A changing boreal landscape: the role of fire and permafrost thaw in modifying forest composition and function
Dr. Jennifer Baltzer, Wilfrid Laurier University
Dr. Jennifer Baltzer is a Tier I Canada Research Chair in Forests and Global Change at Wilfrid Laurier University (Laurier), whose work focuses on the drivers of forest composition, structure and function and responses of these systems to global change. She has worked in a range of systems from the tropics to the tundra but currently leads an extensive boreal forest research program throughout the Northwest Territories. Her interdisciplinary research program examines the impacts of climate warming, including permafrost thaw, wildfire regimes, and biome shifts, on the distribution and function of high latitude boreal forests and its implications for northern communities. Within Canada, she works closely with the Government of the Northwest Territories (GNWT) through a 20-year Partnership Agreement between the GNWT and Laurier. Dr. Baltzer plays leadership roles in NASA’s ABoVE campaign, the Smithsonian Institute’s ForestGEO Network, and the CFREF-funded Global Water Futures program. In 2017, Dr. Baltzer was elected to the Royal Society of Canada’s College of New Scholars, Artists and Scientists.

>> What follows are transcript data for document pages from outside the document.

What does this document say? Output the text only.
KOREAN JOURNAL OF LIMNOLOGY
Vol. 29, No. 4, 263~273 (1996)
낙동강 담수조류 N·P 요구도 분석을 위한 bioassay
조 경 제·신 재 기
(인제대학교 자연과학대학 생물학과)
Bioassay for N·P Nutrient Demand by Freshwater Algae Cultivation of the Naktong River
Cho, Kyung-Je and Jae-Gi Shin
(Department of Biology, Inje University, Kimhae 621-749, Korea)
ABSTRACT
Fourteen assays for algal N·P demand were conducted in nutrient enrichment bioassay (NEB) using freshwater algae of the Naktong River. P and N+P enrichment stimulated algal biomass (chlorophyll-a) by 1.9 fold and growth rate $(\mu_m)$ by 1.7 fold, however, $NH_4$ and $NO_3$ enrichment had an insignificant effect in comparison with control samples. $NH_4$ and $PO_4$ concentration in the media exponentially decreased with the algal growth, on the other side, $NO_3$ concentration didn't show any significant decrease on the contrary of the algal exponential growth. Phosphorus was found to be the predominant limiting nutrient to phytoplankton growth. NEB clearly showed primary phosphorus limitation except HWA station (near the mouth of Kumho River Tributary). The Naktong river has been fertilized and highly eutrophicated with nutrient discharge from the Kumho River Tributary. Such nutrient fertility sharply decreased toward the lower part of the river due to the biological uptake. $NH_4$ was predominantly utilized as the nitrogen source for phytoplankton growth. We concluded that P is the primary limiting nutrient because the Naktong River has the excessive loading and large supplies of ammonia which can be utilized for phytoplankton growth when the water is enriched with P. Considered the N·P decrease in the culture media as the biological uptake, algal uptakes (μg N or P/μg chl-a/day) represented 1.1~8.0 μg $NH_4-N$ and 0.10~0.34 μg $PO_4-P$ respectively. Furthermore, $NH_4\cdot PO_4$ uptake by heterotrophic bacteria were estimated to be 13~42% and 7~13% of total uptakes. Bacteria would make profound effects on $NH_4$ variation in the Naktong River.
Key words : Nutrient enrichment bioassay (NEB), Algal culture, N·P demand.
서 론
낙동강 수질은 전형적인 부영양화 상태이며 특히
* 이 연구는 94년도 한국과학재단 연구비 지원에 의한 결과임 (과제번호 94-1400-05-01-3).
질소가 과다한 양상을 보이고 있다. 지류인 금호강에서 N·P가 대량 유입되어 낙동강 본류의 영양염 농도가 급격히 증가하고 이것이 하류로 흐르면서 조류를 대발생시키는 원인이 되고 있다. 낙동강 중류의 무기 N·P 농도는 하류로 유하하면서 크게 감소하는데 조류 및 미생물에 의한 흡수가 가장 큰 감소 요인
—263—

Abstract: The boreal forest forms a circumpolar belt between 45˚ and 70˚N and is the second largest forested biome globally. It is important in climate regulation and the global carbon cycle and is one of the few remaining terrestrial biomes where large-scale ecological processes are largely unimpeded. The boreal biome is floristically simple but forest dynamics and ecosystem processes arise from complex interactions amongst a range of factors including climate, physiography, permafrost, large natural disturbances, and species ecology. Boreal forests occupy latitudes that are warming 3-4 times faster than the global average; this rapid warming has already been shown to be having marked impacts on both the wildfire regime and rates of permafrost thaw. Here, I will overview some recent efforts to understand the impacts of wildfire, permafrost thaw, and their interaction on the ecological resilience of North American boreal forests. These changes will be discussed in the context of the current and future functioning of high latitude boreal forests.